My main reason for sustaining an interest in role playing after such a long hiatus was because of the psychological benefit that I so desprately needed at the time. Basicly, my argument could be reduced to the claim that roleplaying was better than suicidal dispair -- a life of imaginary accomplishments which required efforts of creative imagination as well as a system of social validation was much to be preferred to a life of thinking that I was hard wired for failure. Role-playing was a natural mechanism for meeting some important personal needs and providing the simulacra of a sesne of acheivement and social recognition that would signal some of the same pleasure to a brain that basiclly canot tell the difference between "real" emotions and "fictional" emotions, and thus overcoming fatal depression. This was useful in overcoming the sense of existential failure of not completing my grad school goals. It had the saluatory value of keeping me from the edge.

But though valuable as an emergency salve, it cannot make a satisfactory sufficient diet, not that I expected it to. All though RPGs are better than depression and suicide they are not sufficient to make a vision of the good life. Real accomplishments are still far better than imaginary ones and a life without them is still almost like trying to be a pig satisfied when you at least could be frustrated at being a "Socrates wannabe". (The Wannabe's Wardrobe!)

My goal is just to make sure that RPGs are helping me fight my obsessions, not helping me feed them. But RPGs are inherently ambiguous. One can approach them activisticly or passivisticly. People tend to interact with RPGs either from the game design - game mechanic aspect in which a person excericises ones authorial and engineering potentials (or dramatic and tactical talents) or one is a vicarious consummer who lays bacl and lets things happen in order to have a vicarious experience. This is much like the film industry: on one side you have all the talent and effort going into making the movie and the next-to-no-effort at watching the movie. There are problems and virtues possible on both sides (for example, a movie goer might cultivate an accomplished sense of criticism and film insight rather than just soaking it in) but I think one has to be watchful if one is becoming too passively involved in RPGs as in anything else.

That's only the begining of criticism. Certainly, there still remains a lot to recommend RPGs as a good hobby. It's social and interactive, it requires imagination and narrative and dramatic skill development, it stimulates learning and research skills, it's fun and can even be transcendentally beautiful at times, it demands more of one's personal potential than other entertainments, etc. But this only means that it has the potential of being a good hobby. But life is certainly more than fictional roleplaying. Real life is more worthwhile than fictional life.

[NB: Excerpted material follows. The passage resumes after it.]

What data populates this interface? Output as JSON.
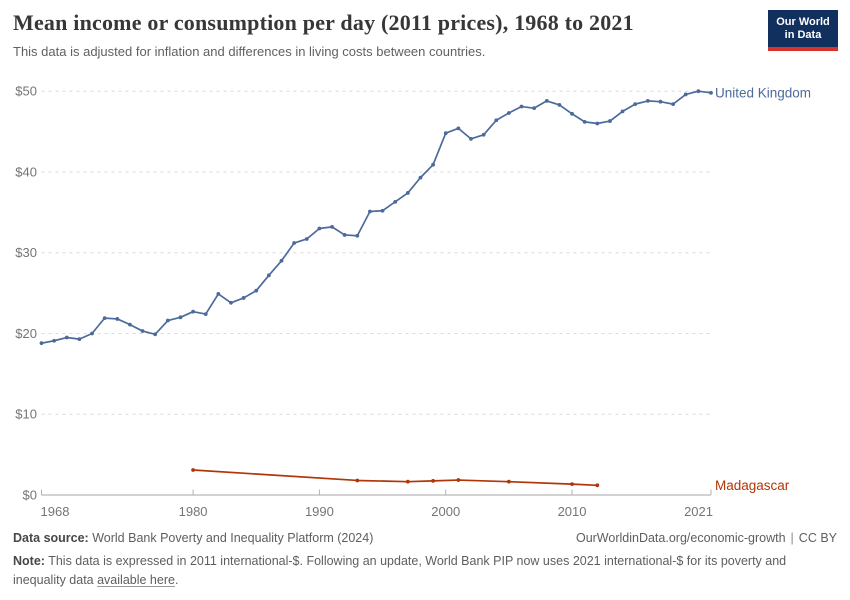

Just an addendum to my wish list: I wish there were more on the web regarding the psychological impact of RPGs and constructive uses and healthy approaches to them. Most such research seems mainly to justify the permisibility of RPgs, particularly against fundamentalists of various sorts. But role players need more than permission, we need some positive guidance beyond apologetics. What motivations are really appropriate to roleplaying and what motivations are not? One cannot simply say that having fun is suffcient because here just as in most areas we must distinguish between various sorts of pleasure. For example, we really don't want our fun to be by using other people as a mere means for our own gratification. In particular, I wish Christian or other religious apologists of RPGs would not just focus on hygenic factors of them relative to spititual growth. Can playing with RPGs be good or are they just okay? Hopefully, to ask is to receive.